Productivity: Not Growing or Declining?

I’m afraid that the report that Robert Samuelson is highlighting in his recent Washington Post column is sugar-coating the problem if anything:

Unless you’ve been vacationing on Mars, you know that productivity is the catchword for economic efficiency — and also that we’re facing a quiet productivity crisis. Gains in productivity have slowed to a crawl or stagnated. Unless they revive, prospects for higher living standards will fade or vanish.

The conventional solution is more innovation, driven by advances in science and technology. We need the equivalent of the invention of the computer chip or the Internet. Nope. That’s too simple, says economist Jonathan Rothwell, author of the report for Gallup, the polling firm.

A huge part of the productivity slowdown, Rothwell contends, is the poor performance of these three large sectors of the economy: health care, education and housing. These sectors have gotten bigger, he says, without getting more productive. As their costs escalate, they absorb more of families’ incomes, making it harder to satisfy other wants.

The size of these three sectors has increased from 25 percent of national spending (gross domestic product) in 1980 to 36 percent of GDP in 2015, Rothwell estimates.

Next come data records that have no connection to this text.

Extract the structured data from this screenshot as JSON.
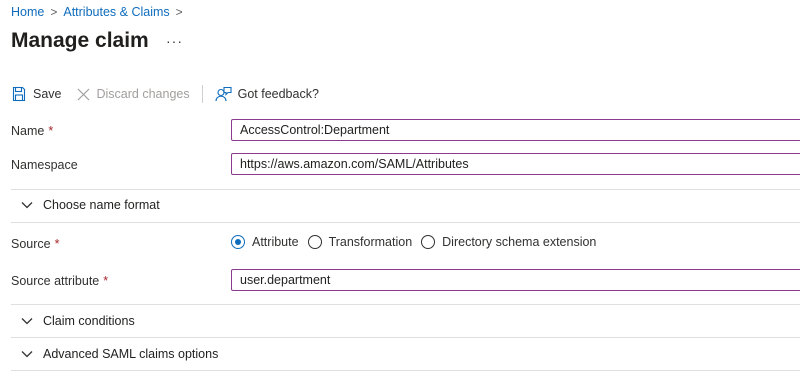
{
  "breadcrumb": {
    "items": [
      {
        "label": "Home"
      },
      {
        "label": "Attributes & Claims"
      }
    ]
  },
  "page": {
    "title": "Manage claim",
    "more_label": "···"
  },
  "toolbar": {
    "save_label": "Save",
    "discard_label": "Discard changes",
    "feedback_label": "Got feedback?"
  },
  "form": {
    "name": {
      "label": "Name",
      "value": "AccessControl:Department"
    },
    "namespace": {
      "label": "Namespace",
      "value": "https://aws.amazon.com/SAML/Attributes"
    },
    "name_format": {
      "label": "Choose name format"
    },
    "source": {
      "label": "Source",
      "selected": "Attribute",
      "options": [
        {
          "label": "Attribute"
        },
        {
          "label": "Transformation"
        },
        {
          "label": "Directory schema extension"
        }
      ]
    },
    "source_attribute": {
      "label": "Source attribute",
      "value": "user.department"
    },
    "required_marker": "*"
  },
  "sections": {
    "claim_conditions": "Claim conditions",
    "advanced_options": "Advanced SAML claims options"
  },
  "colors": {
    "link": "#0f6cbd",
    "input_border": "#8a3b8f",
    "required": "#a4262c",
    "radio_selected": "#0f6cbd"
  }
}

Do you know what those three sectors have in common? They’re all subsidized ferociously. In two of the three, education and health care, not only are they not getting more productive they’re actually getting less productive. Outputs per input are actually declining in those sectors. I have documented that so frequently over the years I feel no need to go over the territory again.

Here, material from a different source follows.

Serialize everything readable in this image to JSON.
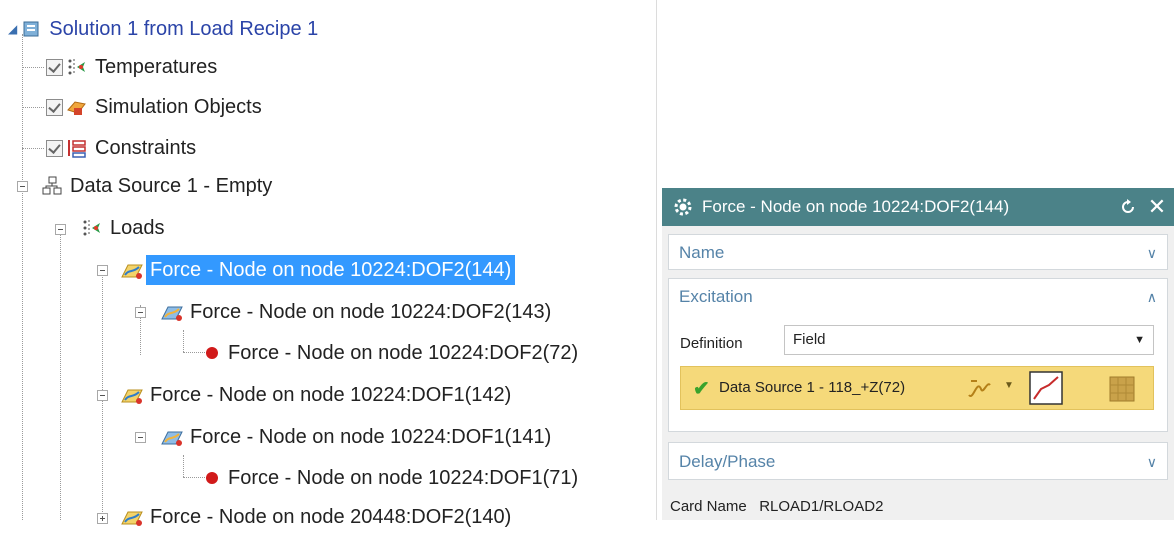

How do you increase the productivity of the entire economy when 36% of it is either not increasing in productivity or actually decreasing? That’s not a rhetorical question. How do you do it? I really want to know.

As a sidebar and to highlight the difficulty in increasing GDP growth over our present phlegmatic 1.6%, it is definitional that there are only two ways to increase GDP. Either you’ve got to increase productivity or you’ve got to increase the number of workers without decreasing productivity. Increasing the number of workers without decreasing productivity implies very selective immigration. Increasing productivity by definition implies capital investment.

IMO our gravest economic problem has been very low non-real estate domestic business investment. The problem goes back long before the Great Recession right to the end of the 1990s.